Tan was recipient of a National Science and Technology Board (NTSB) Fellowship in 2001, an Agency for Science, Technology, and Research (formerly NTSB) Fellowship in 2002, and a Microsoft Research Fellowship in 2003. He was honored as one of MIT Technology Review's 2007 Young Innovators Under 35 (TR35) in 2007 for his work on Brain Computer Interfaces. He was also named one of SciFi Channel's Young Visionaries at TED 2009, as well as Forbes' Revolutionaries: Radical Thinkers and their World-Changing Ideas for his work on Whole Body Computing. He was the Technical Program Chair of the prestigious ACM SIGCHI Conference in 2008 and General Chair in 2011. His research interests primarily focus on Human-Computer Interaction, Physiological Computing, and Healthcare.

==Biography==
Tan was born and grew up in Singapore. He moved to the United States for high school and received his Bachelor of Science in Computer Engineering from the University of Notre Dame in 1996. He later attended Carnegie Mellon University, where he earned his PhD in Computer Science in 2004 under the supervision of Randy Pausch, popularly known for delivering "The Last Lecture: Really Achieving Your Childhood Dreams" after being diagnosed with terminal pancreatic cancer.

==Work==
Tan began his academic career working on robotic path planning, and eventually moved into augmented and virtual reality as well as large display and multiple device user experiences.
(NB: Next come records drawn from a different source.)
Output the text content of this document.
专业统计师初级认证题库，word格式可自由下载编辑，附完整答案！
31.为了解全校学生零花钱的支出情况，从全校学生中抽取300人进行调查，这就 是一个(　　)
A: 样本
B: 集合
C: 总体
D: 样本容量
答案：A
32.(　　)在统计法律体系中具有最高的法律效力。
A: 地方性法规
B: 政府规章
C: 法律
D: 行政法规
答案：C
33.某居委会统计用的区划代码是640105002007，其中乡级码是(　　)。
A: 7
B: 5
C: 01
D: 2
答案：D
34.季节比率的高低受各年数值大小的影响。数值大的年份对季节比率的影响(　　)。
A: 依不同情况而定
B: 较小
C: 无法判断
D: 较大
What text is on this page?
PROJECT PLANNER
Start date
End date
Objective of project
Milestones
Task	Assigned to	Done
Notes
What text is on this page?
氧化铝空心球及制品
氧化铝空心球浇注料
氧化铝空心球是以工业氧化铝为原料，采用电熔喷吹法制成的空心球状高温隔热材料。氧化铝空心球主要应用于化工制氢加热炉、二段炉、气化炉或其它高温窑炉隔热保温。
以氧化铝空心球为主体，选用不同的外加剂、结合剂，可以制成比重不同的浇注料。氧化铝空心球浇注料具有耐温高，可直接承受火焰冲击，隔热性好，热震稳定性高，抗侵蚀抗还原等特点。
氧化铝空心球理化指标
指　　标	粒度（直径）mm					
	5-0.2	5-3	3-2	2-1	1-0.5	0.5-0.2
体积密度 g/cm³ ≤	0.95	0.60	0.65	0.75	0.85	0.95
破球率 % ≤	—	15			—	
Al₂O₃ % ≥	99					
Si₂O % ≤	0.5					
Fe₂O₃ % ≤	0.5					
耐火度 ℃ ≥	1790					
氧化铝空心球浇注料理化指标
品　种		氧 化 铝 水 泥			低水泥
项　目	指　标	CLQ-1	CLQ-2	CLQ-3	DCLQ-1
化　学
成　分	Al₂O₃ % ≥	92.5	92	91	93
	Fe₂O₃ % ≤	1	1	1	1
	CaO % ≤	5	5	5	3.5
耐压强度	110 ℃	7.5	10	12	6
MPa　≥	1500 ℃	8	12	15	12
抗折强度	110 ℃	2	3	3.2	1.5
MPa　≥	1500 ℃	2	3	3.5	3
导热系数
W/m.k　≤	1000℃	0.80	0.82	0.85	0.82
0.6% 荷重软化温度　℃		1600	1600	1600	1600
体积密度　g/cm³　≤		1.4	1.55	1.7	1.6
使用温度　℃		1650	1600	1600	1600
His PhD dissertation demonstrated the cognitive and social effects of display size, irrespective of the field of view. He is perhaps most well known for his work utilizing bio-sensing to create novel forms of human-computer interfaces. This includes work on: brain-computer interfaces, muscle-computer interfaces, tongue-computer interfaces, bio-acoustic sensing (e.g. in the Skinput project), using the body as an antenna (e.g. in the Humantenna project), as well as work on bionic contact lenses.

He has led partnerships with enterprises like Adaptive Biotechnologies (seeking to develop a universal blood-based diagnostic) as well as Verily Life Sciences and the Broad Institute (to develop and deploy the Terra.bio platform).

Tan has published over 100 technical papers in various domains, and holds more than 100 associated patents.